For all you know, it can be from scammers, sitting in a remote corner, extending “No-shave November” into February. They send messages to many targets at once in what’s known as a “spray and pray scheme” to initiate contact.

They are looking for a response to build trust over a period of time before asking for money or suggesting a fraudulent investment opportunity. And these can be the most expensive “scam chocolates” you would ever purchase.

Meta, which owns the popular social media platforms Facebook and Instagram, recently joined the Safer Internet India coalition that brings together digital service providers, telecom companies, fintech players and civil society organisations to address “emerging online challenges and promote user safety”.

In Facebook Messenger, there is the “Safety Notices” option to caution you when you’re chatting with someone whose account shows signals of suspicious activity, and who may be based in a different country.
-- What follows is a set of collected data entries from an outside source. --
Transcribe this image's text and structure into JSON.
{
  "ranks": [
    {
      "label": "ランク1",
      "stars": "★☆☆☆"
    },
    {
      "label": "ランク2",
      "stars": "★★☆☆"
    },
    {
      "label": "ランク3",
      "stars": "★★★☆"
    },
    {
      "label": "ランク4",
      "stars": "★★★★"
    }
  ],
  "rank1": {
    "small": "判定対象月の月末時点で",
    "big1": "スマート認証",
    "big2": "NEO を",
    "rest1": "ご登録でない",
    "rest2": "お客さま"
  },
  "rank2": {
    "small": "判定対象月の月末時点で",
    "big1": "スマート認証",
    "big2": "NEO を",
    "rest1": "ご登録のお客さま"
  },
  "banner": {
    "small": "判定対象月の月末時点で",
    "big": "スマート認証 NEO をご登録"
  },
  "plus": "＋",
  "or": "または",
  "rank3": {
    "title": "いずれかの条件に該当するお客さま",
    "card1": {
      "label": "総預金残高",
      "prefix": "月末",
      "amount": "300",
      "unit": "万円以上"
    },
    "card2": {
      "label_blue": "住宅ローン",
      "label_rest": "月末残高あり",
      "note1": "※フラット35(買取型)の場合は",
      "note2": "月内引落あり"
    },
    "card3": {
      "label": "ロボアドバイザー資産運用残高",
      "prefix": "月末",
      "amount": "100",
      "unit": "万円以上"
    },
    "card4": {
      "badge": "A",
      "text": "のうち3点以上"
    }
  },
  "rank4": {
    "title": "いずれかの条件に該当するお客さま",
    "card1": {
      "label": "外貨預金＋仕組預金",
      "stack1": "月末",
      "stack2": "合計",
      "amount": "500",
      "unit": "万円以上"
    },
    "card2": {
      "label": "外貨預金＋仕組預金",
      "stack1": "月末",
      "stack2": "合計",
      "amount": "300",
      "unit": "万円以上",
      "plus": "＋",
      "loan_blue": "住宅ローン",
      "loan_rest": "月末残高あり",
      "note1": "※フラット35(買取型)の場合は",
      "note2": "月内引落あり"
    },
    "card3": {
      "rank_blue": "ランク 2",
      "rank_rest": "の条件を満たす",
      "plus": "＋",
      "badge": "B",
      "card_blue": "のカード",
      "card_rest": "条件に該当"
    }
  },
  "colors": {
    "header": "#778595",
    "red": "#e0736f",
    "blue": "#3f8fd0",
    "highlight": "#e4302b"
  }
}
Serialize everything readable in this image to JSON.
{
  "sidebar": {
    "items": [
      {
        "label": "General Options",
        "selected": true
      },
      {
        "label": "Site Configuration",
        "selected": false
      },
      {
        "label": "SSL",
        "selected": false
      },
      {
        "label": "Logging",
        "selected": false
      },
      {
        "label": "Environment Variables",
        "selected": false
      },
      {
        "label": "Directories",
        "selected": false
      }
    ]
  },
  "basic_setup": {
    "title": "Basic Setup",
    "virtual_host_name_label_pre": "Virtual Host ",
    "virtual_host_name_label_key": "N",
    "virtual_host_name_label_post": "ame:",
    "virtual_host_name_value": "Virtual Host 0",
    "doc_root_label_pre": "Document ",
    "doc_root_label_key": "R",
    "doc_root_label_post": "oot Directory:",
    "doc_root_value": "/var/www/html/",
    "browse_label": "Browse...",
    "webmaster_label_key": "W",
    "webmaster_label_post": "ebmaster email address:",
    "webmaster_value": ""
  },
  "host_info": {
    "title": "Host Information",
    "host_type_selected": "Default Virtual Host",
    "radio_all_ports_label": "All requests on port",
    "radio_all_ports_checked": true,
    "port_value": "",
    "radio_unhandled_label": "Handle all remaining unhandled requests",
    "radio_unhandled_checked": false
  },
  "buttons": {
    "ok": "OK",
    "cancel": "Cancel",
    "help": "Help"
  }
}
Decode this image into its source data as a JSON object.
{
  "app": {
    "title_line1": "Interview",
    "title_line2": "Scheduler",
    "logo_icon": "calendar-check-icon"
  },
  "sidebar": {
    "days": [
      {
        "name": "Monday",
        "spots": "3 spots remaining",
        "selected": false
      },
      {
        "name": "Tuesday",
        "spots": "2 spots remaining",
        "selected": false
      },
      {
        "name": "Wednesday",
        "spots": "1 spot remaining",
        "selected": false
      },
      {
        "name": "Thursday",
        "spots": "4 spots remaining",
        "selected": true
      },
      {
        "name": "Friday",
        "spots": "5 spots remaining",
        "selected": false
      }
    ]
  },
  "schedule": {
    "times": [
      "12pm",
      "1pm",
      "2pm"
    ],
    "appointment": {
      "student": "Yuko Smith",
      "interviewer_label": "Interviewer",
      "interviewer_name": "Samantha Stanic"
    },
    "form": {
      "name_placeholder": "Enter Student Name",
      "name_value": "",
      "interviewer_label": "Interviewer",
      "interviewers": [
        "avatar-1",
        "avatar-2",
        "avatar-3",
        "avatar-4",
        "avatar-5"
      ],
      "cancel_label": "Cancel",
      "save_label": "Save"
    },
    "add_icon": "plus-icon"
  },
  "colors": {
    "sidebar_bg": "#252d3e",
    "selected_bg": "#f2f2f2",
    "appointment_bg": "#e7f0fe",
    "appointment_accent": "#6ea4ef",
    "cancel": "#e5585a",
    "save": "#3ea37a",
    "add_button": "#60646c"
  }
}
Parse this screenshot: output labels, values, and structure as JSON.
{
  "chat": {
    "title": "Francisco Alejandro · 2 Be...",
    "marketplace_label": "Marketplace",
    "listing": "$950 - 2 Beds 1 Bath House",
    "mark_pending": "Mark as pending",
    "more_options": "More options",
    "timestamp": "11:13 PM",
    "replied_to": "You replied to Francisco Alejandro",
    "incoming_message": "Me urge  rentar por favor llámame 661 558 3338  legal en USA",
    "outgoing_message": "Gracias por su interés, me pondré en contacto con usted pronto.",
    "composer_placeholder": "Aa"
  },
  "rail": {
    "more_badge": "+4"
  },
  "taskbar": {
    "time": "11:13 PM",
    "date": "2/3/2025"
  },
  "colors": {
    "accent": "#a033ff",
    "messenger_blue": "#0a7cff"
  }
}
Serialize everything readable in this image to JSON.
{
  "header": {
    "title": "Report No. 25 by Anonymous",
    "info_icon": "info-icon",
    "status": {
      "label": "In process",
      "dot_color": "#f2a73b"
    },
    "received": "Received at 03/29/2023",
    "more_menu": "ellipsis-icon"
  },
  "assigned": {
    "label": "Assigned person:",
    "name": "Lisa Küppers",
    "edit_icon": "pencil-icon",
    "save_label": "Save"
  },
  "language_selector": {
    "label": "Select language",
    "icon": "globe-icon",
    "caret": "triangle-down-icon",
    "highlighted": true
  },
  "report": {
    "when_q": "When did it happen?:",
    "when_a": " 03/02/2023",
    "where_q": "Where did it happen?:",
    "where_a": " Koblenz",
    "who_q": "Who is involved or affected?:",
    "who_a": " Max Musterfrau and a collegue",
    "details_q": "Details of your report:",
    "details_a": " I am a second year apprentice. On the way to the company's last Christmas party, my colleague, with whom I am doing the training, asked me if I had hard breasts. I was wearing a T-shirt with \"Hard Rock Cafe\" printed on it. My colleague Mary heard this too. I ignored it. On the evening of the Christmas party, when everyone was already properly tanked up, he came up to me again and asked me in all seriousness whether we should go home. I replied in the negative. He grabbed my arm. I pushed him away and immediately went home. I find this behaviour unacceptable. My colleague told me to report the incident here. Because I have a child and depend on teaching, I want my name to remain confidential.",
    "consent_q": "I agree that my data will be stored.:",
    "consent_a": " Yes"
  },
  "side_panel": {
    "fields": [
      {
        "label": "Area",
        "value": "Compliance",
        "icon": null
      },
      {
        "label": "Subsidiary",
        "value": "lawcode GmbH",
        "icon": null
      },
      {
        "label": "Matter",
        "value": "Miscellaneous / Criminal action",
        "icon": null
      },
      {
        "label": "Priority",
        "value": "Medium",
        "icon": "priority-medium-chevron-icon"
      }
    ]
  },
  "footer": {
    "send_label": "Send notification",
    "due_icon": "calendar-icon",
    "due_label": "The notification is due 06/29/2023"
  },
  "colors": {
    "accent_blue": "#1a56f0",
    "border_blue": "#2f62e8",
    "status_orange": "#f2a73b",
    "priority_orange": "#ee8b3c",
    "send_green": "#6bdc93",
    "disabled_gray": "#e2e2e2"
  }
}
On WhatsApp, people can silence calls from unknown callers to prevent unwanted contact, including from potential scammers.

Last year, Meta tackled “romance scams” by taking down over 408,000 accounts in Nigeria, Côte d’Ivoire, Ghana, Benin and Cameroon. They posed as military personnel or businessmen trying to trick people in Australia, the UK, the EU, the US, South Korea, Syria, Japan and Ukraine into engaging with them.

Meta said this year they have detected and removed over 116,000 pages and accounts on Facebook and Instagram, primarily in Nigeria, Ghana, Côte D’Ivoire, Benin, Kenya and Cameroon, engaged in similar activity.

AI ‘dating concierges’

Even artificial intelligence is trying to “fix” our dating lives. Some executives in the dating app industry are pitching a future in which people can create AI clones of themselves that date other clones and communicate the results back to their human counterparts. It’s more like what Whitney Wolfe Herd, the founder of the dating app Bumble, calls “dating concierges”.

A new McAfee India research points to a rise in AI-driven romance scams, fraudulent dating apps and deepfake deception.

Going by the research, 61 per cent think it’s possible for people to develop romantic feelings for an AI chatbot and 51 per cent have reported that they or someone they know have been approached by an AI chatbot posing as a real person on a dating platform or social media.

How do you protect yourself from a romantic “scamiverse”? Be careful while accepting “fraaandship karoge” requests from “fake profiles” that look AI-generated.

Beware of unknown people bearing messages of love. Reverse image search profile pictures and check social media activity to confirm if they are who they claim to be. Also, protect personal information because scammers use details like birthdays or pet names to guess passwords and commit identity theft. Don’t send money or gifts to people you meet online.